Reporter: Ridwan Nanda Mulyana | Editor: Handoyo .
Selama kurun waktu 2006-2016 itu, nilai ekspor batubara Indonesia tercatat sebesar US$ 184,853 miliar, sementara berdasarkan negara pembeli, total nilai impor batubara asal Indonesia sebesar US$ 226,525 miliar atau selisih US$ 41,671 miliar.
Berkaca dari ketidak sinkronan data dari kajian yang dirilis ICW pada 20 November 2017 itu, selama periode 2006-2016, diindikasikan nilai transaksi ekspor batubara yang kurang dilaporkan atau dilaporkan secara tidak wajar mencapai sebesar US$ 27,062 miliar.
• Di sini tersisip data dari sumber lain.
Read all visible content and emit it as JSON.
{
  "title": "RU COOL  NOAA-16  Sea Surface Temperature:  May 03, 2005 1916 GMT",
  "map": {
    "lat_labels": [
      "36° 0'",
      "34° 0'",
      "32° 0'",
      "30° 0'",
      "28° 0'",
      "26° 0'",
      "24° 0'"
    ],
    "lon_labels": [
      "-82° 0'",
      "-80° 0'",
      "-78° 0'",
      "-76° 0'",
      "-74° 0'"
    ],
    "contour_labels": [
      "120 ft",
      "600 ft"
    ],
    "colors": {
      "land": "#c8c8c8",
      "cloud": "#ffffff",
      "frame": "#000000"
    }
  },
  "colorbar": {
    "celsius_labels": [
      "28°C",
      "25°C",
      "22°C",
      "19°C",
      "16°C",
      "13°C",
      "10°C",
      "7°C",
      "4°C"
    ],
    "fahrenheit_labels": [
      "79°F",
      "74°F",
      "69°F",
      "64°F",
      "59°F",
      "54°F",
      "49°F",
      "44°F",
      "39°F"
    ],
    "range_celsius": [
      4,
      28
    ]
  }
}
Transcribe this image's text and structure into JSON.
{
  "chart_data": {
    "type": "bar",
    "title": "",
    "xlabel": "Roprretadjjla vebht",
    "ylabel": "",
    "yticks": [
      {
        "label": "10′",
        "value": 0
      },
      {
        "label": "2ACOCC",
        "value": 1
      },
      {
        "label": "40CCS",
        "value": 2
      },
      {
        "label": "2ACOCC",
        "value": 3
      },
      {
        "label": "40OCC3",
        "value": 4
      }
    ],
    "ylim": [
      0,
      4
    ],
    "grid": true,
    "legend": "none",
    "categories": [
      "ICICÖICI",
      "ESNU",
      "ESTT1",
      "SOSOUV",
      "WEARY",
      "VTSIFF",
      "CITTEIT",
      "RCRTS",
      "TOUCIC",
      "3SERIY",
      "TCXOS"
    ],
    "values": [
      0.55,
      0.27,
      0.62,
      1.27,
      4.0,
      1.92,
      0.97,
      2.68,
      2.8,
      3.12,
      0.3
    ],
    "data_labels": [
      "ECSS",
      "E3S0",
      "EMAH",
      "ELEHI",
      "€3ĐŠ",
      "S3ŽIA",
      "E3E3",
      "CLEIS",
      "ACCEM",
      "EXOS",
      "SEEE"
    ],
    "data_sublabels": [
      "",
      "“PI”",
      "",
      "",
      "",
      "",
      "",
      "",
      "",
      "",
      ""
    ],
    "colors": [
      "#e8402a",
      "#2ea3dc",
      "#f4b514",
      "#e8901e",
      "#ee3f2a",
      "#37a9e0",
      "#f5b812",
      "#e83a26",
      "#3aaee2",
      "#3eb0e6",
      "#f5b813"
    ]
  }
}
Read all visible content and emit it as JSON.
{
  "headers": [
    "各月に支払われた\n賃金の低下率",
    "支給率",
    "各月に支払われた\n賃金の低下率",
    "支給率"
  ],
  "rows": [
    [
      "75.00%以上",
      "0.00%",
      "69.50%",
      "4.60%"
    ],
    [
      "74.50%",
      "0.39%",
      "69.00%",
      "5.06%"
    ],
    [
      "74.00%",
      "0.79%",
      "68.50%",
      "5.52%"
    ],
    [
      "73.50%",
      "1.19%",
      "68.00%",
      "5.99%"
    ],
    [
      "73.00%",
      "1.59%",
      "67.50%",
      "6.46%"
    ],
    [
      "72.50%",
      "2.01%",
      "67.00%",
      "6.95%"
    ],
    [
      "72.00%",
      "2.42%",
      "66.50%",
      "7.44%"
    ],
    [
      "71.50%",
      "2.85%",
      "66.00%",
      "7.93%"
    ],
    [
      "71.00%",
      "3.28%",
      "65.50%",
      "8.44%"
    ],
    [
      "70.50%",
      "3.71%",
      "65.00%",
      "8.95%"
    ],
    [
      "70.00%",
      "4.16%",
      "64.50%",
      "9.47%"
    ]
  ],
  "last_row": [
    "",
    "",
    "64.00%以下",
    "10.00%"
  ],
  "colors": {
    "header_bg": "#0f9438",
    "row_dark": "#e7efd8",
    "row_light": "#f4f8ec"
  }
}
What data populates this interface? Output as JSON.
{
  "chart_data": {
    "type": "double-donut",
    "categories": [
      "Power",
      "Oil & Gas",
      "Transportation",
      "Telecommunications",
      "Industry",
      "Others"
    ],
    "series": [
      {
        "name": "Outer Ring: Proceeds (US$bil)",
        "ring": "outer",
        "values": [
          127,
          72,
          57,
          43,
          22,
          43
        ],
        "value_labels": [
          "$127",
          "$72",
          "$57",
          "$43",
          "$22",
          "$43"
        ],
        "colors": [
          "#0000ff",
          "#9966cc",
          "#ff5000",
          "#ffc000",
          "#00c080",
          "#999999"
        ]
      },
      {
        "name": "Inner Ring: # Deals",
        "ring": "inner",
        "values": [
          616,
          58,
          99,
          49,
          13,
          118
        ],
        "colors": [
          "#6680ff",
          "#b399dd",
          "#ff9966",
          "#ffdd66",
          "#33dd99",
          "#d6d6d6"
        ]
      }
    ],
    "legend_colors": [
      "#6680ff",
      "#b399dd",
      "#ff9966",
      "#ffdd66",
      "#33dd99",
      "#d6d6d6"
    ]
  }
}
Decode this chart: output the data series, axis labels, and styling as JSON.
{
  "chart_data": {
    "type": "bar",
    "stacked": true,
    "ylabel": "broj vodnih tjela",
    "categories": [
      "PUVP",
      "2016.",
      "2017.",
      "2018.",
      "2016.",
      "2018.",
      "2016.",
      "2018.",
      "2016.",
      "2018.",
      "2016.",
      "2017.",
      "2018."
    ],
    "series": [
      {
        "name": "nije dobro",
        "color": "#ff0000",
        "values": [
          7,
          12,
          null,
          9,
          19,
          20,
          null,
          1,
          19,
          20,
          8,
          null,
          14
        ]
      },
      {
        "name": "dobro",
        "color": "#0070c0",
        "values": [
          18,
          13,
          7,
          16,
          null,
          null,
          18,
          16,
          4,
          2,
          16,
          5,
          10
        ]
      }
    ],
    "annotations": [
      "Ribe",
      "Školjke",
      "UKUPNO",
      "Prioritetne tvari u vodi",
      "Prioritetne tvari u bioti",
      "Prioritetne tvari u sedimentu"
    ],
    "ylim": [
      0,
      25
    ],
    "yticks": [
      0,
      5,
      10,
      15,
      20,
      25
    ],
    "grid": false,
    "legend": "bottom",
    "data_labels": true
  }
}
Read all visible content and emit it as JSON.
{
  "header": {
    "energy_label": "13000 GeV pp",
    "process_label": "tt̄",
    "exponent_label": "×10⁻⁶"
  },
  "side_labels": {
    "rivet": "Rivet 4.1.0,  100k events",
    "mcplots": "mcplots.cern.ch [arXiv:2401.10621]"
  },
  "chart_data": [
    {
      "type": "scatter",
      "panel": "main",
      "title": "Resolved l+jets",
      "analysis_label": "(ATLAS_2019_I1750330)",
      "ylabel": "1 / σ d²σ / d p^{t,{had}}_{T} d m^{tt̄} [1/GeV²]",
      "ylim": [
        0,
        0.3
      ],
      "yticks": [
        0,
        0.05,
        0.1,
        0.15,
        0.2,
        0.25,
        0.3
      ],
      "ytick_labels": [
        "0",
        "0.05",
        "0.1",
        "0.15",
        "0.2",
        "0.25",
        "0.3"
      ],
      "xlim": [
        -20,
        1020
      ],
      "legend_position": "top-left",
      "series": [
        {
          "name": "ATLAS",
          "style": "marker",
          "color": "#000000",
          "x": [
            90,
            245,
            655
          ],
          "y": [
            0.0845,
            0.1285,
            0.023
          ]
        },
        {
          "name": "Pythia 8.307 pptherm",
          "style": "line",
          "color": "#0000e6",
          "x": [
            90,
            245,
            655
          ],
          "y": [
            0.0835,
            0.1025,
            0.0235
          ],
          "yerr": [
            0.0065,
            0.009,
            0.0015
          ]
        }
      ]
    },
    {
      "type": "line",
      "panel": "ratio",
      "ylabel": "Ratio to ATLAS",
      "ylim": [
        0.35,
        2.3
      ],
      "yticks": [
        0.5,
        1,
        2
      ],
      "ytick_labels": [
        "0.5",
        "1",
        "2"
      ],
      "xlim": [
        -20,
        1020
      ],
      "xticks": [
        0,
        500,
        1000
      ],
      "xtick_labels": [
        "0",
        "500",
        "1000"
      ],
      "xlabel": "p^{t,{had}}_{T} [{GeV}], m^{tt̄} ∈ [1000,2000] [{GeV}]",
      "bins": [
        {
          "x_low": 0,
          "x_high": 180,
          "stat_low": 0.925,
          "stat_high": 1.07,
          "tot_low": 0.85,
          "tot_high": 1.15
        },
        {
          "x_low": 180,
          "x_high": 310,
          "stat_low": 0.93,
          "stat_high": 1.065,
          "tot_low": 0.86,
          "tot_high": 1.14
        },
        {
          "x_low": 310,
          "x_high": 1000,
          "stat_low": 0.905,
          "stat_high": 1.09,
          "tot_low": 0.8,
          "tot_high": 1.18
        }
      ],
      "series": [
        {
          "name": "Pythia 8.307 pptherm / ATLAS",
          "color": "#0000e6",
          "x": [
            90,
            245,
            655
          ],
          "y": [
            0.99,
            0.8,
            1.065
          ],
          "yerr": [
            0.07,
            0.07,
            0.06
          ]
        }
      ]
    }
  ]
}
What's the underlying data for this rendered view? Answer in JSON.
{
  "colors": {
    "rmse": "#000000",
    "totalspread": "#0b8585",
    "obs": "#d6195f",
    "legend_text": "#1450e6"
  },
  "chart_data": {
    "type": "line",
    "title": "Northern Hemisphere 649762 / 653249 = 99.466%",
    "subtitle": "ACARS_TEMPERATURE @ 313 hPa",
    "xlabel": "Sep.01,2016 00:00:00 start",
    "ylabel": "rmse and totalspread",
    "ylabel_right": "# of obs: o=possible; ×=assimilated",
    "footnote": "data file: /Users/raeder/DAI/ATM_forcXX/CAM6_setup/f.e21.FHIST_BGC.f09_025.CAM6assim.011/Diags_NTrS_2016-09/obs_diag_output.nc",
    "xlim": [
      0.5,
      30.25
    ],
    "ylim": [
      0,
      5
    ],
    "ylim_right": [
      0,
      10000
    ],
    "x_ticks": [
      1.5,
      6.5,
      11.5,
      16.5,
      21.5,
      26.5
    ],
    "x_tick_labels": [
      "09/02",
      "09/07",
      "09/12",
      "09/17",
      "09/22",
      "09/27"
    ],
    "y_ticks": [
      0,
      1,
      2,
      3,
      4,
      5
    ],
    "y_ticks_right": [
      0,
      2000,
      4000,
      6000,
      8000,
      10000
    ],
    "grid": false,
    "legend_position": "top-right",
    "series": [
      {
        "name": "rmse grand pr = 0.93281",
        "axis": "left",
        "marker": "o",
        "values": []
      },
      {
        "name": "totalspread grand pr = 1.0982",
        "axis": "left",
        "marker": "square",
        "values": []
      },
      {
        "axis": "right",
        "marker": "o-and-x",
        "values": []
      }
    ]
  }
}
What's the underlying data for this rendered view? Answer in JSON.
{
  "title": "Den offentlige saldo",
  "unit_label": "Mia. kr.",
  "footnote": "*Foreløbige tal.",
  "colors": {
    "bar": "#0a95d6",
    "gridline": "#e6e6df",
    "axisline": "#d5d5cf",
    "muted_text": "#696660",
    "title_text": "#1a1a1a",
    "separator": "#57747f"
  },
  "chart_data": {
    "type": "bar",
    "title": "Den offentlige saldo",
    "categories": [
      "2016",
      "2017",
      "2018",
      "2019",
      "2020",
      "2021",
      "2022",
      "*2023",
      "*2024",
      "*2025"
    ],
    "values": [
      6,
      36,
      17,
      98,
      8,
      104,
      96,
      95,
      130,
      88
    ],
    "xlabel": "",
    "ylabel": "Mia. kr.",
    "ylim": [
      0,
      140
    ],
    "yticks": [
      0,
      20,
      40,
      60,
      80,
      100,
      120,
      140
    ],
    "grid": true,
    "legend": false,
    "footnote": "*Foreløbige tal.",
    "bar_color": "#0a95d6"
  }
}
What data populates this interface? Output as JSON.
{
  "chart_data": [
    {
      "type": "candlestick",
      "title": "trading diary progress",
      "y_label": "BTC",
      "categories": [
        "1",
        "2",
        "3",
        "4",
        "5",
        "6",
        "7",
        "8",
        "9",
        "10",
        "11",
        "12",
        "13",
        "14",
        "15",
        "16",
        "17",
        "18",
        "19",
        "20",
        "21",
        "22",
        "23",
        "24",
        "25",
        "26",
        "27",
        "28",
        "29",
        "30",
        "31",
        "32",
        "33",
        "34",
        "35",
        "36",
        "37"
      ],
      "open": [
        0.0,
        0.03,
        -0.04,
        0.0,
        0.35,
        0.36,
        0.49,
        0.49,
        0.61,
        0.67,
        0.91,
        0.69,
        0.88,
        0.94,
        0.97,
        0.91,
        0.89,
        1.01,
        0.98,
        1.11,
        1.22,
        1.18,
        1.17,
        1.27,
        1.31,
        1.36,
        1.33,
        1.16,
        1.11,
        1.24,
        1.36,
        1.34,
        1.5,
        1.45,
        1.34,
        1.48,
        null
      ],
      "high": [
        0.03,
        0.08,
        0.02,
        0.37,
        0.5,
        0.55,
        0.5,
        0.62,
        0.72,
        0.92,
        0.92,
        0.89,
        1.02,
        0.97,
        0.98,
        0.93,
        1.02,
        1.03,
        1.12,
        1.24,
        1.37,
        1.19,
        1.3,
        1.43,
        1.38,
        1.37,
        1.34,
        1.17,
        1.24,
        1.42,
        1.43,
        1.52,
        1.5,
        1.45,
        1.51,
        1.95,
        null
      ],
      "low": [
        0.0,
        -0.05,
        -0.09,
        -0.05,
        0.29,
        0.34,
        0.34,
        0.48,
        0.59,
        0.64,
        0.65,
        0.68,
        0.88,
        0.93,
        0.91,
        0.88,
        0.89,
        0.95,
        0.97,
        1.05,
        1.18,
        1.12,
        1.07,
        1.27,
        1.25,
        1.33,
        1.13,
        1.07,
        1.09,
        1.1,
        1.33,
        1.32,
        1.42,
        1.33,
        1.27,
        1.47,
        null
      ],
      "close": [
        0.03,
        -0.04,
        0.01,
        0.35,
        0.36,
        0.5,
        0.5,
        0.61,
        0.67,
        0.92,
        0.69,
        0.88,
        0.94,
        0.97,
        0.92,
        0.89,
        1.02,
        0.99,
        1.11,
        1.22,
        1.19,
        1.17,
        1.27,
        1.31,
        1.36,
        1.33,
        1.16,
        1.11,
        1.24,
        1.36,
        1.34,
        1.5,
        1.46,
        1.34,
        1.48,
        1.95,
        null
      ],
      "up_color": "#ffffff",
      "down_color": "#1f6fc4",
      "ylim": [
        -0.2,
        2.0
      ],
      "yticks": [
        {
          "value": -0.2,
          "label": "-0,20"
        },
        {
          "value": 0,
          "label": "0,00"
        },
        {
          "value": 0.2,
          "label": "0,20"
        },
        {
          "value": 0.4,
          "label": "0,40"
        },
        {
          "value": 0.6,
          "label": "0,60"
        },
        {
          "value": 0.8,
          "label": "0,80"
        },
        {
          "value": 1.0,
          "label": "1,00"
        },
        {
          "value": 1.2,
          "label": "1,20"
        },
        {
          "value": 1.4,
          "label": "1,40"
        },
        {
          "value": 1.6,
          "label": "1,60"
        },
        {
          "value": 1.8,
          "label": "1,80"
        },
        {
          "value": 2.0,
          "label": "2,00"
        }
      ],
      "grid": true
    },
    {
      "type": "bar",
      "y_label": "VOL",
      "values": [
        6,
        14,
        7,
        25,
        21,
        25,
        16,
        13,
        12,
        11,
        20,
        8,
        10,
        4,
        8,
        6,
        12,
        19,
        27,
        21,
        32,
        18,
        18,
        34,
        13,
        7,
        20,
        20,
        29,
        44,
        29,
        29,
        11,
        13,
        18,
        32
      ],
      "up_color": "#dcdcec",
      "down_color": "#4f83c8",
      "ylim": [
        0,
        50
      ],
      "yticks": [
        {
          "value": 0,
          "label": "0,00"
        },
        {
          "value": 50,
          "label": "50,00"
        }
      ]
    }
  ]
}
Adapun, data-data tersebut merupakan hasil perbandingan dengan negara-negara tujuan ekspor batubara Indonesia, terutama yang terbesar seperti China, India, Jepang, dan Korea Selatan.
“Kita juga sudah riset (produk minerba lainnya) seperti timah dan nikel, sama saja ada perbedaan data. Jadi melihat potret besarnya, tidak hanya batubara, tapi dalam pengawsan ekspor produk mentah maupun olahan dari pertambangan Indonesia itu bermasalah,” jelas Firdaus saat dihubungi Kontan.co.id, Minggu (4/11).
Verifikasi dan Sinkronisasi Data Minerba
Sementara itu, Wakil Menteri ESDM Arcandra Tahar berujar, kehadiran aplikasi MOMS ini juga bertujuan untuk menutup celah kecurangan data ekspor tersebut. Arcandra mengklaim, melalui MOMS, pihaknya bisa mengetahui kemana perusahaan melakukan ekspor, dijual ke negara mana, kepada siapa, berapa volumenya, kapan waktu penjualannya, hingga menggunakan kapal apa. “Benar (memperbaiki data ekspor) itu yang ingin kita lihat” kata Arcandra.
Ia pun menyebut, untuk memastikan kebenaran data yang disampaikan perusahaan, Kementerian ESDM tetap akan melakukan pengecekan ulang. “Namun tetap kita lakukan pengawasan apakah input itu benar atau tidak, akan kita crosscheck,” imbuhnya.
Kendati demikian, Firdaus menilai, celah potensi kerugian negara akibat ketidak sesuaian data di sektor minerba masih terbuka jika saja tidak ada sinkronisasi antar kementerian atau lembaga terkait, serta perbandingan data dengan negara penerima.